James Carrick, an economist at Legal & General Investment Management and author of the report, says the amount of goods and services that countries are importing relative to GDP has plateaued for the past six years, after rising steadily for the past few decades. Reasons for this include a rise in the amount of goods that China is creating and exporting, and a sharp fall in the country’s imports since 2005.
‘From the 1980s, total global imports as a proportion of total spending rose pretty consistently,’ Carrick says.
‘China joined the World Trade Organisation in 2001, which should have led to a surge in trade between China and the rest of the world as barriers were reduced. But China’s demand for imports has faded […] and it has become more successful and able to sell its own products.’

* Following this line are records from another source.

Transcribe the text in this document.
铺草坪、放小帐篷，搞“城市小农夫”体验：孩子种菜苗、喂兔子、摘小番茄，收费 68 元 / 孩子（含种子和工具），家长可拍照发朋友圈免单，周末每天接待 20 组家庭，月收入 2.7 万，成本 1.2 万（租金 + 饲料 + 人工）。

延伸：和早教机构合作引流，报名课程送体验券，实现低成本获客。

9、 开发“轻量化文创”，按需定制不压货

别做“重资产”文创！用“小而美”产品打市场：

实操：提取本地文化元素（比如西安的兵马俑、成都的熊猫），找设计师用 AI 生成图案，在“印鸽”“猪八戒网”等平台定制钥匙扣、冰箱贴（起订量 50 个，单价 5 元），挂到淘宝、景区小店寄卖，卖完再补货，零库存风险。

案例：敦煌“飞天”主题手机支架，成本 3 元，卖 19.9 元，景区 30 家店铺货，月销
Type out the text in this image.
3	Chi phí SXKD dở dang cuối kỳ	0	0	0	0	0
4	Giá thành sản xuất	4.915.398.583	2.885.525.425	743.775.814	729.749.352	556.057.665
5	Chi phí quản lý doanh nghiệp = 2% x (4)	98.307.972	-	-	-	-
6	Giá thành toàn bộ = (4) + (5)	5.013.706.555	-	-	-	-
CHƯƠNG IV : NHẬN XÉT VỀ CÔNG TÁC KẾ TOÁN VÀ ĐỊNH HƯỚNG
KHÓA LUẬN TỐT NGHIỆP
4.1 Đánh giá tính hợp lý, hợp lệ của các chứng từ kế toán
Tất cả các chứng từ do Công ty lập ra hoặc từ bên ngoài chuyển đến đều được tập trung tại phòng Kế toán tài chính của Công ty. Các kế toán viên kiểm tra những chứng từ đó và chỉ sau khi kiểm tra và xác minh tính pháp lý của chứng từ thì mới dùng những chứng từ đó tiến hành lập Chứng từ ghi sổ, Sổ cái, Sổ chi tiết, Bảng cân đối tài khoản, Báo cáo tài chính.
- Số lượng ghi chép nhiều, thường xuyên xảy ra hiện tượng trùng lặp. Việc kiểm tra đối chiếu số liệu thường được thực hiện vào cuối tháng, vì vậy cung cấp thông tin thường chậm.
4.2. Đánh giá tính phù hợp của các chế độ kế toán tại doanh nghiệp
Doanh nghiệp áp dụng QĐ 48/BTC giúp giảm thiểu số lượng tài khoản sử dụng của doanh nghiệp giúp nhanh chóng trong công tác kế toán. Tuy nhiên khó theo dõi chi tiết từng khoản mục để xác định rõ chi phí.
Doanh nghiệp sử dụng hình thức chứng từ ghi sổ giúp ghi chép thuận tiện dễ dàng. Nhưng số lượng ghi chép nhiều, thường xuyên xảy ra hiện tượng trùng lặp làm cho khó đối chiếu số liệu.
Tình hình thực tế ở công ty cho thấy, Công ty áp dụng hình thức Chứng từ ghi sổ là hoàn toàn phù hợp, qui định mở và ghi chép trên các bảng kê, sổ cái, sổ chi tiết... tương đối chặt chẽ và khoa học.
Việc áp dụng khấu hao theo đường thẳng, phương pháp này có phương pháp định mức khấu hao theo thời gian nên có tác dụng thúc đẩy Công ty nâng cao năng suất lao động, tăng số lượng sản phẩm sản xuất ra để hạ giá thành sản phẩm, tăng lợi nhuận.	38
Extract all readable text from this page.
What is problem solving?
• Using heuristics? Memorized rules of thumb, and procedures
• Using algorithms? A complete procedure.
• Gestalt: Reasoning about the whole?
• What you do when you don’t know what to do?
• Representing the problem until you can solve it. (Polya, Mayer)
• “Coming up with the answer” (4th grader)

Carrick argues that the data suggests global trading may have peaked, which should cause higher global inflation. This is because trade boosts efficiency and competitiveness and reduces prices. ‘If you’re not importing more products you can’t keep cutting the cost,’ he says.
Indeed in the UK consumer goods inflation (with energy prices stripped out) has risen steadily since 2009 as UK imports have remained static.

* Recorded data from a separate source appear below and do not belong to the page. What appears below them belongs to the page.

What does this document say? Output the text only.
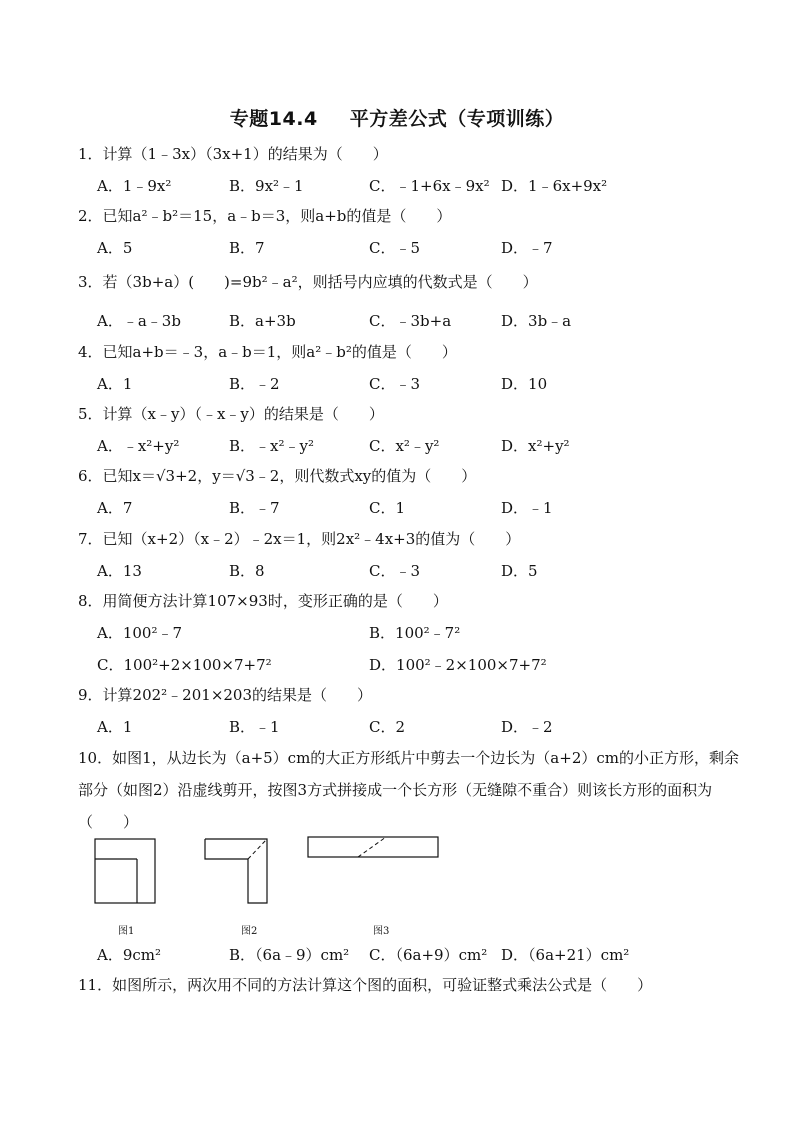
专题14.4 平方差公式（专项训练）
1．计算（1﹣3x）（3x+1）的结果为（　　）
A．1﹣9x²	B．9x²﹣1	C．﹣1+6x﹣9x² D．1﹣6x+9x²
2．已知a²﹣b²＝15，a﹣b＝3，则a+b的值是（　　）
A．5	B．7	C．﹣5	D．﹣7
3．若（3b+a）(　　)=9b²﹣a²，则括号内应填的代数式是（　　）
A．﹣a﹣3b	B．a+3b	C．﹣3b+a	D．3b﹣a
4．已知a+b＝﹣3，a﹣b＝1，则a²﹣b²的值是（　　）
A．1	B．﹣2	C．﹣3	D．10
5．计算（x﹣y）（﹣x﹣y）的结果是（　　）
A．﹣x²+y²	B．﹣x²﹣y²	C．x²﹣y²	D．x²+y²
6．已知x＝√3+2，y＝√3﹣2，则代数式xy的值为（　　）
A．7	B．﹣7	C．1	D．﹣1
7．已知（x+2）（x﹣2）﹣2x＝1，则2x²﹣4x+3的值为（　　）
A．13	B．8	C．﹣3	D．5
8．用简便方法计算107×93时，变形正确的是（　　）
A．100²﹣7	B．100²﹣7²
C．100²+2×100×7+7²	D．100²﹣2×100×7+7²
9．计算202²﹣201×203的结果是（　　）
A．1	B．﹣1	C．2	D．﹣2
10．如图1，从边长为（a+5）cm的大正方形纸片中剪去一个边长为（a+2）cm的小正方形，剩余部分（如图2）沿虚线剪开，按图3方式拼接成一个长方形（无缝隙不重合）则该长方形的面积为（　　）
图1	图2	图3
A．9cm²	B．（6a﹣9）cm² C．（6a+9）cm² D．（6a+21）cm²
11．如图所示，两次用不同的方法计算这个图的面积，可验证整式乘法公式是（　　）
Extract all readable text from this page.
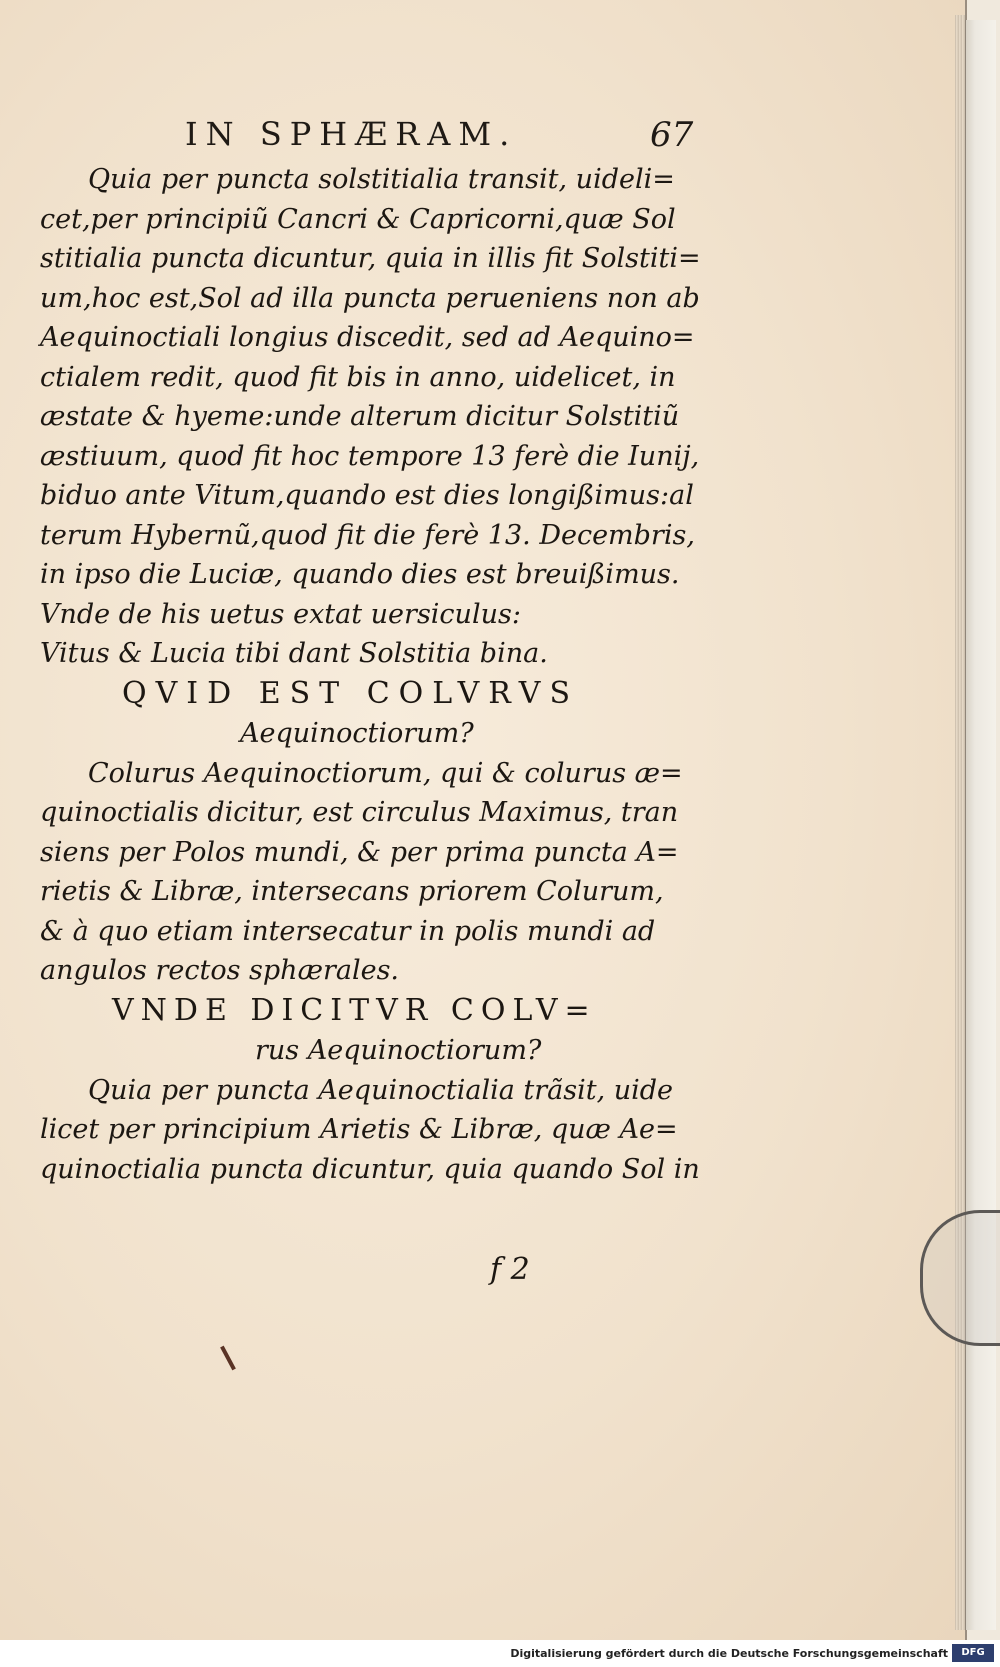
IN SPHÆRAM.	67
Quia per puncta solstitialia transit, uideli=
cet,per principiũ Cancri & Capricorni,quæ Sol
stitialia puncta dicuntur, quia in illis fit Solstiti=
um,hoc est,Sol ad illa puncta perueniens non ab
Aequinoctiali longius discedit, sed ad Aequino=
ctialem redit, quod fit bis in anno, uidelicet, in
æstate & hyeme:unde alterum dicitur Solstitiũ
æstiuum, quod fit hoc tempore 13 ferè die Iunij,
biduo ante Vitum,quando est dies longißimus:al
terum Hybernũ,quod fit die ferè 13. Decembris,
in ipso die Luciæ, quando dies est breuißimus.
Vnde de his uetus extat uersiculus:
Vitus & Lucia tibi dant Solstitia bina.
QVID EST COLVRVS
Aequinoctiorum?
Colurus Aequinoctiorum, qui & colurus æ=
quinoctialis dicitur, est circulus Maximus, tran
siens per Polos mundi, & per prima puncta A=
rietis & Libræ, intersecans priorem Colurum,
& à quo etiam intersecatur in polis mundi ad
angulos rectos sphærales.
VNDE DICITVR COLV=
rus Aequinoctiorum?
Quia per puncta Aequinoctialia trãsit, uide
licet per principium Arietis & Libræ, quæ Ae=
quinoctialia puncta dicuntur, quia quando Sol in
f 2
Digitalisierung gefördert durch die Deutsche Forschungsgemeinschaft	DFG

According to Carrick, rising global trading has had the effect of reducing UK inflation by one percentage point from 1997 to 2007.

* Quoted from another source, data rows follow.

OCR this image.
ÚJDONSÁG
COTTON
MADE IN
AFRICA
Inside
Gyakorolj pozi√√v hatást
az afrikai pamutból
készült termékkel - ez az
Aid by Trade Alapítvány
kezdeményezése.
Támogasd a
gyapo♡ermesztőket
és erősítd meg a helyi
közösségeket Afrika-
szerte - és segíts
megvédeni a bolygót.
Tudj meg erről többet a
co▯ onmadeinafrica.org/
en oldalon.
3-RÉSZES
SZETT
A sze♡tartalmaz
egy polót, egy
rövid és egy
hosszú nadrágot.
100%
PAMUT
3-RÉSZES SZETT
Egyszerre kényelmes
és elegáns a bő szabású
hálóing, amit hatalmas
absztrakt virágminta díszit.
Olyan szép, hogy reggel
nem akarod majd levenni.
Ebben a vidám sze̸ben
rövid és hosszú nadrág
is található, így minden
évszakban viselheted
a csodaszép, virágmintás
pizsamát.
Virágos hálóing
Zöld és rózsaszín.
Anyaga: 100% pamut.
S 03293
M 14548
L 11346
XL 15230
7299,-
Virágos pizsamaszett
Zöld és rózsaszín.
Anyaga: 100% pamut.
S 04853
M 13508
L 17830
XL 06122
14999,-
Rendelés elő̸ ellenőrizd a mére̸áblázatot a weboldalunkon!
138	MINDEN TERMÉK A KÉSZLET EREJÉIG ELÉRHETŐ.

If global trading has peaked, Carrick now forecasts that UK inflation will be one percentage point higher each year. He predicts that Consumer Prices Inflation will be 2.6 per cent in 2013 and 2.5 per cent in 2014, higher than the Bank of England’s target.
‘Of course the bank could force inflation lower by ruling out further quantitative easing and raising interest rates, but this would push growth even lower,’ he says.
‘We think the bank will view the cost of taming inflation as too high, and continue to tolerate higher inflation.’
In contrast to Carrick’s views, economic consultancy Capital Economics predicts that CPI inflation will average 2.7 per cent in 2013 and fall to 1.7 per cent in 2014.
UK CPI inflation was 2.8 per cent in March, and Stephen Jones, chief investment officer at investment firm Kames Capital, believes inflation will stay at around or slightly above that level for a while, due to the weakness in sterling.
Adrian Lowcock, senior investment manager at Hargreaves Lansdown, agrees, saying the weak pound means the cost of imports will rise, leading to inflation ‘persistently above the 2 per cent target’.